The relative frequencies of words that start with certain letters in English enable us to make reasonable judgments on certain words. For instance, if the message is encoding the first letters of English words, then there is a high likelihood that any instance of the letter A is encoding one of the words a, am, an, or and. By the same token, there’s always a really good chance that the letter T in the code might represent the word the. The letter I in the code should be expected to represent one of the words I, is, or in most of the time.



As for lines one and three, it is statistically probable that a W starting a sentence in English is an interrogative, such as who, what, where, when or why.



It is worth considering whether the message includes a reference to the most significant event that this copy of the Rubaiyat had experienced, namely the tearing out of the Tamam Shud.



If that is so, then the letters TS which occur consecutively in line five could stand for Tamam Shud.



Towards a Partial Decipherment



And so, I will take all that I have suggested to its natural conclusion.



I start with TS, which I will read as Tamam Shud. The letters are preceded by M. What is the Tamam Shud in that copy of the book? It is missing. And since the M is preceded by T, I propose “the missing Tamam Shud.”



If the Tamam Shud is “missing” in line five, perhaps that is also the best reading for the M in line three. I suggested earlier, based on the similarity between lines one and three that TB, in parallel to R (Rubaiyat), should be read as the book. Interpreting W as a common interrogative, I propose WTBIM to read “What the book is missing,” a reference to the torn out piece from the final page.



The rest of that line might read something like:



“What the book is missing presents a note ending the page.”



What is missing is the note, the suicide note. Ms. Thomson, knowing the Rubaiyat well as she clearly did, would understand the significance of that statement.
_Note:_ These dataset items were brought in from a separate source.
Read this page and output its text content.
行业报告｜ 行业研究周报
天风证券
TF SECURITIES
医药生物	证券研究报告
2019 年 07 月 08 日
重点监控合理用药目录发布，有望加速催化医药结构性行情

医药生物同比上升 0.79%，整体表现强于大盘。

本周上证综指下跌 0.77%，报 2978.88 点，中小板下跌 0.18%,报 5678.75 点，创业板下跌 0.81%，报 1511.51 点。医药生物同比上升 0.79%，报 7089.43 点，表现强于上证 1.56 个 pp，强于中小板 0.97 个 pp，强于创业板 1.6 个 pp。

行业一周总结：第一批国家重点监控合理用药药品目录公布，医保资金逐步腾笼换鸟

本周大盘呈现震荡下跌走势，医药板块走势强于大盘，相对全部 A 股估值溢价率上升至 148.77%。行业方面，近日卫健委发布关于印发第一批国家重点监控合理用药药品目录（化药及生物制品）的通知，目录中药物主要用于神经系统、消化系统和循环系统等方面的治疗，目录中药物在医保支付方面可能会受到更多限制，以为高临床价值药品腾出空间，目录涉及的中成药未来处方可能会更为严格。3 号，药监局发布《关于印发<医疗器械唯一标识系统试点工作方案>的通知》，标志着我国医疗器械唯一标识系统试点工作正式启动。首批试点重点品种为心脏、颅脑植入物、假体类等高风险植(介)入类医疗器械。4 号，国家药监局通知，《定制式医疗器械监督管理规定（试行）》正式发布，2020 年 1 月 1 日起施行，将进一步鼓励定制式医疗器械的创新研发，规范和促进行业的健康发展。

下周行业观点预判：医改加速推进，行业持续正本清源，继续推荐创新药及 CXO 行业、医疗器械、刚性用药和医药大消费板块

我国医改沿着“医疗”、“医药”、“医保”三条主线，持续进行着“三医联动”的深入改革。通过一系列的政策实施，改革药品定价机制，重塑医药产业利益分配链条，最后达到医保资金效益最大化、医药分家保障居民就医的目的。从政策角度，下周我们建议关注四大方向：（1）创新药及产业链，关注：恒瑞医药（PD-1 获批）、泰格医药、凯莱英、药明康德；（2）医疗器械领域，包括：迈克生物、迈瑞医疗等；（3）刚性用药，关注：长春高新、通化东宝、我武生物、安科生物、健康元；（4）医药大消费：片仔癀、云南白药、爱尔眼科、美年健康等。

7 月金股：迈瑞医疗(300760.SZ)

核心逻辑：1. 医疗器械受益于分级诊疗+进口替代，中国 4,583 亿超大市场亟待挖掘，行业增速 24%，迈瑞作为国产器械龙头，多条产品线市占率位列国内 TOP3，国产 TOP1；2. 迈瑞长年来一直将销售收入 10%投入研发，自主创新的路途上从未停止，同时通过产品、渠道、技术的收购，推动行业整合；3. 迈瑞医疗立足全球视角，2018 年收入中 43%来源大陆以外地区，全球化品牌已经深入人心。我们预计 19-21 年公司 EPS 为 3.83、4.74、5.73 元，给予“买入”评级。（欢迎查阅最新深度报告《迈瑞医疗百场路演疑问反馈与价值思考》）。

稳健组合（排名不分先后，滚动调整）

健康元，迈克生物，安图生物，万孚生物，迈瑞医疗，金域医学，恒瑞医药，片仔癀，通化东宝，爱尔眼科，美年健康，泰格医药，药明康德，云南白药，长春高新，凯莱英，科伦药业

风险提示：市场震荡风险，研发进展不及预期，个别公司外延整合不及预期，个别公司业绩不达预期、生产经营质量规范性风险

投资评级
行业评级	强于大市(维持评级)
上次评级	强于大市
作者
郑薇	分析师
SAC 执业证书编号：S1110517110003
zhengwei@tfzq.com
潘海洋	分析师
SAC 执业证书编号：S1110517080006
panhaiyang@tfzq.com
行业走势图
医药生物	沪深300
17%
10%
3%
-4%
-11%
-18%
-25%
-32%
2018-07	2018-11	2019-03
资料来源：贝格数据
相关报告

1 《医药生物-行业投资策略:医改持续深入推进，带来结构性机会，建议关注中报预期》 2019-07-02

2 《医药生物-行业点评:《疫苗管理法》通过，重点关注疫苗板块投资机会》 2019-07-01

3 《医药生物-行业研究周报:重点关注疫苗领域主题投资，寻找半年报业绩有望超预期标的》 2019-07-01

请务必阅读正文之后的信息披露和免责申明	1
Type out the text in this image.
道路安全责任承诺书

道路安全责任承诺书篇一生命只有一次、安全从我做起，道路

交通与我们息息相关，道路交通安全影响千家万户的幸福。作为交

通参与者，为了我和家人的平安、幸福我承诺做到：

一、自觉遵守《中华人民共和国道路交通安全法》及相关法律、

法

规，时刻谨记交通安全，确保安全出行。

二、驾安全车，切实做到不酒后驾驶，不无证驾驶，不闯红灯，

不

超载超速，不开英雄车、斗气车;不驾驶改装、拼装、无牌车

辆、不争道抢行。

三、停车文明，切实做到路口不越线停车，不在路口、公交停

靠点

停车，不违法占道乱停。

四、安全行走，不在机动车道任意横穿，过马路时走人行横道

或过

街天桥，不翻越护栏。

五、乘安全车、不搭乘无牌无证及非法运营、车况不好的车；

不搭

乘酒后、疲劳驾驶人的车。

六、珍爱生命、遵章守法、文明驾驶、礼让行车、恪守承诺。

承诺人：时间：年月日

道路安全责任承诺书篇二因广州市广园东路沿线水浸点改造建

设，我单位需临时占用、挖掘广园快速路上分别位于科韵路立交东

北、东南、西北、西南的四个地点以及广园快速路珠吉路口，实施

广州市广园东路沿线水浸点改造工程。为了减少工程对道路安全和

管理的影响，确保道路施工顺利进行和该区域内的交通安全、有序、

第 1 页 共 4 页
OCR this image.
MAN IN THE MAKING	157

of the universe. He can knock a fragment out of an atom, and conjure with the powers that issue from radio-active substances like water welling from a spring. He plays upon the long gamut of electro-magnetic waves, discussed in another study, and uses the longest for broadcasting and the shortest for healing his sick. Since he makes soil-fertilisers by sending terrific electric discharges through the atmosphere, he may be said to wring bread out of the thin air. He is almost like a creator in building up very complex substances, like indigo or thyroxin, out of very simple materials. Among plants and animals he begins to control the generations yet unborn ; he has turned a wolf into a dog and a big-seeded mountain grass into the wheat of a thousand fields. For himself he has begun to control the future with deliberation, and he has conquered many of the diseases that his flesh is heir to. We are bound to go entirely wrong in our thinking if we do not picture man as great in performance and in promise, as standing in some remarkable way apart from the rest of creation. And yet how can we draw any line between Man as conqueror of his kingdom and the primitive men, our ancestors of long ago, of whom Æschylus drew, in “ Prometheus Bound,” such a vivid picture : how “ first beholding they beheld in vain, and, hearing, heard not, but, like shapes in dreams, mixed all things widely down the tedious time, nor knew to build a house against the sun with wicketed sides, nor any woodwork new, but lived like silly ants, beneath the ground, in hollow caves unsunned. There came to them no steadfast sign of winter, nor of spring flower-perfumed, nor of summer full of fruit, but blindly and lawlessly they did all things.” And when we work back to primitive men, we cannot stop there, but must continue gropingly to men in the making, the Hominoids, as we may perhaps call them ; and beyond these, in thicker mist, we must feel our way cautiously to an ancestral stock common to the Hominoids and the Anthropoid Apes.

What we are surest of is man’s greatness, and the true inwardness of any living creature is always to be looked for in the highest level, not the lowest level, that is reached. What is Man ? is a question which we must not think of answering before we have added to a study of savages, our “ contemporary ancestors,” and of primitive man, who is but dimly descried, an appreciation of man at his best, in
Many have hypothesized that the MLI in lines two and four should be interpreted as “My Life is” or “My Love is,” followed by some fitting description of one of those. In keeping with my hypothesis that the message represents something the mystery man may have intended to speak to Ms. Thomson, I interpret the ML as a term of address, with the two occurrences of IA in the line as each representing the commonly joined words I am.



And so I offer the following interpretation in keeping with words a suicidal and dejected man might say:



“My love, I am badly overwhelmed. And I am quite crushed.”



My interpretation of line four assigns statistically probable values for basic words and displays a balanced structure of two part participles, each modified by a preceding adverb. And these phrases are not novel to my interpretation. They are both are attested elsewhere prior to 1949:



I am badly overwhelmed with work.” (P. 149, The Correspondence of Edward Hincks: 1818-1849 [Dublin: 2007]).



“I have preached to my people all day for the last time as their minister. I am quite crushed.” (P. 390, Autobiography of the Rev. William Arnot … and Memoir [New York: 1878]).



Finally, to return to line five. Most transcriptions you will see of this message read the first letter of the line as an I. I am not inclined to read the pencil mark there as a letter at all. The other instances of I in the message are all a single straight line. This mark is shaped like an elongated V, similar to the mark between lines three and four.



I understood TMTS in this line as signifying “the missing Tamam Shud.” Perhaps someone else, pressing my hypothesis further could produce something convincing from the remaining letters. I am personally not inclined to produce a purely speculative series of words that might fill out the line. Instead, I am content to have offered here what I believe is a reasonable partial decipherment of this cryptic message.



It is my hope that DNA tests and further suggestions from others examining this case and message will eventually bring definitive answers to this enigmatic case.